Anyone in the Rails community would have read Zed Shaw’s rant about Rails. For those of you who don’t know Zed, he wrote Mongrel, which is the default web server library used in Rails. It has blown up and been discussed on just about every list, including Rails Oceania. I’m not going to discuss what he said, or his tone, as it has been done to death, and he seems like the type of guy that you need to know to understand where he is coming from.

What did hit home from me was what he said out enterprise Rails. To frame this correctly, have a listen to the first half of this podcast from RailsConf.

As a rubyist, I could never understand why projects like JRuby or IronRuby existed. Why would you want to run another language in a different virtual machine? After reading and listening to Zed, the answer is obvious - integration for enterprise. If you look at existing enterprise systems they will run on technologies such as Java and ASP.NET and with good reason: Support. You can go to certified training courses and become a certified engineer, which makes hiring for these large corporates easy. There is also a a large number of consultants that have based their business models on these technologies. These guys know things like Tomcat and IIS - they don’t know (or care) about Mongrel or Lighttpd or even Apache.
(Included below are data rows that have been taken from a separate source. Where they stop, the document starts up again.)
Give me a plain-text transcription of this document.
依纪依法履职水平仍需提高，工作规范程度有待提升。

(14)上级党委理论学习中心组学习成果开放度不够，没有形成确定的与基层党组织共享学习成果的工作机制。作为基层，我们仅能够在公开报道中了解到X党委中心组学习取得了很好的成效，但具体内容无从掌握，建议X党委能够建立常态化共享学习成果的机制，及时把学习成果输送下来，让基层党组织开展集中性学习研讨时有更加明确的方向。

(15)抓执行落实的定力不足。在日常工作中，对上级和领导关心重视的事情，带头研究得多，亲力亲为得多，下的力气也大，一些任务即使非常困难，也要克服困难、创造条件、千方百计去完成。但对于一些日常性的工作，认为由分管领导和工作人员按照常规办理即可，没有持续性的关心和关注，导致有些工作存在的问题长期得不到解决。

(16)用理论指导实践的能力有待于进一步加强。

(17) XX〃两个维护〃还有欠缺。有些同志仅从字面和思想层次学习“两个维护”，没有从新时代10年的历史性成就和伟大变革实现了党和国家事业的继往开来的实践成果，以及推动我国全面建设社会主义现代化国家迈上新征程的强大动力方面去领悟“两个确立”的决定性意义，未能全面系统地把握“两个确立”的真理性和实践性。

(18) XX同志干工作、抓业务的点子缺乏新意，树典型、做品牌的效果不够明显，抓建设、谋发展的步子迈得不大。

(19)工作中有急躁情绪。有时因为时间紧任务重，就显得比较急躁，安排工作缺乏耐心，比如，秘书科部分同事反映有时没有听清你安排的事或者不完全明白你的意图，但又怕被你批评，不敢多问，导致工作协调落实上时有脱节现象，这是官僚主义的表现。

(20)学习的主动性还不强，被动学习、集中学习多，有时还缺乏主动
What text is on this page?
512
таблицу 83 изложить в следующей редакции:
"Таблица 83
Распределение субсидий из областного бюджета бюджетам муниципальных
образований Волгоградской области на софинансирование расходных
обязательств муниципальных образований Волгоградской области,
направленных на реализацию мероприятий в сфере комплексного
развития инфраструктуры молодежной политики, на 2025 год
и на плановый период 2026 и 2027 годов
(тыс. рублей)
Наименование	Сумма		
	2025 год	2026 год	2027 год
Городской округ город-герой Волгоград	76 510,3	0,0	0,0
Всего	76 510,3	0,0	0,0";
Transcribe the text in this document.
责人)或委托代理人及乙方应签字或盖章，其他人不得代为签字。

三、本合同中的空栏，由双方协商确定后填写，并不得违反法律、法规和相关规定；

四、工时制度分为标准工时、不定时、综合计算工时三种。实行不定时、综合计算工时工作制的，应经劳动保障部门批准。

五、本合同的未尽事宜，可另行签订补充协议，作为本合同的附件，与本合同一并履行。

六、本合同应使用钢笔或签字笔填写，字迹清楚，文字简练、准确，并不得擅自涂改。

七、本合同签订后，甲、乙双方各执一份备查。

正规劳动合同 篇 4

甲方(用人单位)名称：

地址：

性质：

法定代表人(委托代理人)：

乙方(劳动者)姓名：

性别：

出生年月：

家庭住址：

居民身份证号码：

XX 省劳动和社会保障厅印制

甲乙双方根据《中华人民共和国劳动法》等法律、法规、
Web 2.0 is not going to be around forever - regardless of whether you think the web-o-sphere is in a bubble at the moment, it will cycle at some point, and there is going to be a hell of a lot Rails developers out of jobs. Software-as-a-Service will alleviate some of this, but there is one BIG area that has been ignored - and that is corporate and government applications. The beauty of targeting this audience is that it is big and constant - their will always be big business that need IT systems. There is a number of reasons why this segment has been ignored by Rails coders that Zed rattles off - issues with connecting to legacy databases, lack of LDAP/central login system access - but these are technical issues, which are easy for programmers to fix.

I think the bigger issue is the complexity culture of enterprise systems - DRY isn’t something is in their vocabularies, so we don’t like to talk to them, because it makes our lives harder, and they don’t want to talk to us, because they don’t think the systems we build will do what they are asking. Having said that, I’ve seen enough hacked up Access databases in government and the education system to realise that this is complexity, for complexity’s sake.

Things like JRuby and IronRuby are going to make the the integration side of things easier - now we need to start getting back in to the corporate space.

SaaS is basically the same thing as ASP - ASP is what it was called during the last dot-com boom.